Capítulo 12-MINI- Convite aceito


Demi lavou os pratos e limpou a casa. Durante todo o tempo, pensava sobre o convite que J.A. lhe fizera de improviso para que fosse até a plataforma de descarga para ver as novas vitelas chegarem. Provavelmente ele terminaria aquele serviço bem antes do almoço, e não insistiria no convite. Mas Demi foi assim mesmo.
Enquanto cavalgava ,Demi Lembrava que Quando menina, costumava perambular por aqueles Campos, imaginando os bandos de elegantes guerreiros comanches montados em lombos de cavalos.

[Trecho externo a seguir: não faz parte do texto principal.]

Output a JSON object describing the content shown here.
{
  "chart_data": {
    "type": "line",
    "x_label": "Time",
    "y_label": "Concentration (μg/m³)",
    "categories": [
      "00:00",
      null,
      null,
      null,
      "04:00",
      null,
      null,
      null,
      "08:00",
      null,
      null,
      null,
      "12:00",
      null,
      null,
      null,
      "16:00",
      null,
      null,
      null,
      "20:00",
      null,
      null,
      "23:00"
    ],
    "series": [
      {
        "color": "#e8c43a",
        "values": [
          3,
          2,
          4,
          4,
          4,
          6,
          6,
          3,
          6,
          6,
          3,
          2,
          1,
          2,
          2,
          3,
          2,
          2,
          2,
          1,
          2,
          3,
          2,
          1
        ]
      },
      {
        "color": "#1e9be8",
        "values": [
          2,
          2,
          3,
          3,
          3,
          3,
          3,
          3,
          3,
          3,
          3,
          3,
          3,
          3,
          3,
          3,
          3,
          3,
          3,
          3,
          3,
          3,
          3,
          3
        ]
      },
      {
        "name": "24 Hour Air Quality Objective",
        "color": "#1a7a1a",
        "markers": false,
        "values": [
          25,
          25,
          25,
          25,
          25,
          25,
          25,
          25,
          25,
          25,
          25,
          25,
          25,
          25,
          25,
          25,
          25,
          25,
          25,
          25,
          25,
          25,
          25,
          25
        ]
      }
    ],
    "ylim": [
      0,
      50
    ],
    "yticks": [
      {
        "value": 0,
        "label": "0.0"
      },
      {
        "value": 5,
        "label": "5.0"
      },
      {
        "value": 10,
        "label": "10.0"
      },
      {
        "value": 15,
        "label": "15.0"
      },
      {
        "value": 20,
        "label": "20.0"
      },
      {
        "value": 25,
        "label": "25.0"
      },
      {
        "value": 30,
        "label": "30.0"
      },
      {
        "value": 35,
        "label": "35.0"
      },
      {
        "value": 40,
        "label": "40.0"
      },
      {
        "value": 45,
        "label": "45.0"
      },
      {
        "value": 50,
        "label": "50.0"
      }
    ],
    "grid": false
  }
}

Eles eram conhecidos como a melhor cavalaria ligeira do mundo.Demi podia imaginar as longas viagens de condução de gado, os bandidos mexicanos, como Pancho Villa, e os invasores apaches e yaquis. A imaginação impedira Demi de se lamentar por ser filha única.
Será que J.A. gostava de história? Ela nunca lhe fizera aquela pergunta.
Demi franziu a testa quando a égua apressou o passo à medida que se aproximavam das margens próximas ao que chamavam particularmente de Lovato Creek, um afluente do rio Grande. Aquela área era conhecida por transbordar quando chegavam as chuvas da primavera. Fora dessa época, era o hábitat de criaturas como a antilocapra americana e o veado de cauda branca.
Vez ou outra, Patrick liberava a caça em suas terras, mas apenas para pessoas conhecidas. Como a humanidade havia exterminado a maioria dos predadores que um dia controlaram a população de mamíferos herbívoros, agora tinham de recorrer a meios menos naturais para reduzir o número dos antílopes e veados. Do contrário, o consumo exagerado das pastagens ameaçaria a sobrevivência do gado e dessas próprias espécies.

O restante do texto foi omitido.